All models are wrong
As for the epidemiological models: all models are wrong, but some are useful. Well, to be useful they need to account for human sociology, political will, economics, and even certain ethical, moral problems (which are the same as societal problems).
For example: if and when we get a vaccine, how will it be distributed? Will we prioritize at risk populations, or will it simply flow to those who can pay, or who have the right insurance?
Epidemiologists can no longer content themselves with throwing up their hands and saying, “I’m just a doctor.”
We need doctors and healthcare leaders generally who think beyond the walls of their offices and hospitals — far beyond.

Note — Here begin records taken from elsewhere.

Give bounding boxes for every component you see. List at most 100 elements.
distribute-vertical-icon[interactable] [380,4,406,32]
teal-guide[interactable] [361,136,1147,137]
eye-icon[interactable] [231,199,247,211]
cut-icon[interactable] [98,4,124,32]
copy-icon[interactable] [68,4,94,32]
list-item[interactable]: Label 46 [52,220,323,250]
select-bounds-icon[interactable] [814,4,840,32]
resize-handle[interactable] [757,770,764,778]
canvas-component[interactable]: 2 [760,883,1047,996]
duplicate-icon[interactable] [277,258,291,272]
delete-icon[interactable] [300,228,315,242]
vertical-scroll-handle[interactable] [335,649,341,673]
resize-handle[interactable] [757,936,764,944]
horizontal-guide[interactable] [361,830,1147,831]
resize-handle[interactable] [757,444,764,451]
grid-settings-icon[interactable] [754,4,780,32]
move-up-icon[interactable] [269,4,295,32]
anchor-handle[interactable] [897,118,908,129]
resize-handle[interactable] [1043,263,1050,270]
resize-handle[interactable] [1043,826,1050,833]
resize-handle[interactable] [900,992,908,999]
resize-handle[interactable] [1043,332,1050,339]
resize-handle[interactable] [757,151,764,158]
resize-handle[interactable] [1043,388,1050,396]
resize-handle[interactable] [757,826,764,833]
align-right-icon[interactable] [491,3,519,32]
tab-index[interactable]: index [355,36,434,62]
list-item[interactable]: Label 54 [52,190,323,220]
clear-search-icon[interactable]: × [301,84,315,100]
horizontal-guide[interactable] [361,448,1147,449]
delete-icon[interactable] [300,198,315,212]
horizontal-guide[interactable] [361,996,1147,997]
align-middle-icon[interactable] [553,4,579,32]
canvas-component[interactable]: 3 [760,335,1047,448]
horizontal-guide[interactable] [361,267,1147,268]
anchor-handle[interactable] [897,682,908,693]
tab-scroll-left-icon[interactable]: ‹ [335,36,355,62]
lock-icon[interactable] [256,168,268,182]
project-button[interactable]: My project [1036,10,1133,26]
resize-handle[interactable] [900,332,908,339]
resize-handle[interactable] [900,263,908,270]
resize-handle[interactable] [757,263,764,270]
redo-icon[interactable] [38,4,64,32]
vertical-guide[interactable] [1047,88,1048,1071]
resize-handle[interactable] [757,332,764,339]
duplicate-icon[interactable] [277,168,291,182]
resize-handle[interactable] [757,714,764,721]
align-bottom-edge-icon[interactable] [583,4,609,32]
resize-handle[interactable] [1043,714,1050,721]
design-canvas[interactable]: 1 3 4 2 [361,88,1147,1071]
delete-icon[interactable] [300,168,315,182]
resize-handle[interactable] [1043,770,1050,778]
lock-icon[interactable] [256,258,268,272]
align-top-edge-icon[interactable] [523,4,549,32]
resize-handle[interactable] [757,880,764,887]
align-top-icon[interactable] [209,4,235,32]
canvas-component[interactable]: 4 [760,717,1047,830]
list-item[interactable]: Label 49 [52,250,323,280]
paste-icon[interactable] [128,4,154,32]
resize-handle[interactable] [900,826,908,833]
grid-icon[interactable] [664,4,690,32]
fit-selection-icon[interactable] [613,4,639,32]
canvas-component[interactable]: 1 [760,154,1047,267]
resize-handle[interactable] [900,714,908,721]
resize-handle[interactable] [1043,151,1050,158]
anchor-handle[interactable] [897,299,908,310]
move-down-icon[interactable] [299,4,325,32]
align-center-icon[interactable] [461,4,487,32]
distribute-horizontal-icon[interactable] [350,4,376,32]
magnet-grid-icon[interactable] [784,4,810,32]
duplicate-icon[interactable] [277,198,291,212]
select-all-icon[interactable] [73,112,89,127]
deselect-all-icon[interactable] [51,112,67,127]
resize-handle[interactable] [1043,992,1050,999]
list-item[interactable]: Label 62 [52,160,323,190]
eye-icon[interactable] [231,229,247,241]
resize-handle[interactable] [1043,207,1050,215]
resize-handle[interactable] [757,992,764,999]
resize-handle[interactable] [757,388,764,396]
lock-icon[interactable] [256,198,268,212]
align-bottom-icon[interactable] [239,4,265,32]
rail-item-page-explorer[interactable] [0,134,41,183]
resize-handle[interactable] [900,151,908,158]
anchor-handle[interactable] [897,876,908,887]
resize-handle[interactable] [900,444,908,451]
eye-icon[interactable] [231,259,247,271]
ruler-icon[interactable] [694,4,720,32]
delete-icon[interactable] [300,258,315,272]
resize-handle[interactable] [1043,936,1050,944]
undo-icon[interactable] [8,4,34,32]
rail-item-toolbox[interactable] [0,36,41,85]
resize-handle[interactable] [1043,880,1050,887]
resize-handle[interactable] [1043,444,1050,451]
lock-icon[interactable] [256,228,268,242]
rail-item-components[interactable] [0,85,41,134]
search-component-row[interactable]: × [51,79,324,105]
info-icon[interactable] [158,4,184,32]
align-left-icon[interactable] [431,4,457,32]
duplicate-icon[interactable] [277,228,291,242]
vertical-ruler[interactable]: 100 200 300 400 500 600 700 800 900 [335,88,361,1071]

They need to think into the homes and minds of patients and also into the halls of Congress and to the ballot box. They will be doing as Marc Andreessen counseled and building something new: a new technology, a new model, a new way to communicate.
And they will not fool themselves that leaving other disciplines to other specialists (medical or otherwise) is the prudent choice, either for their business or their patients.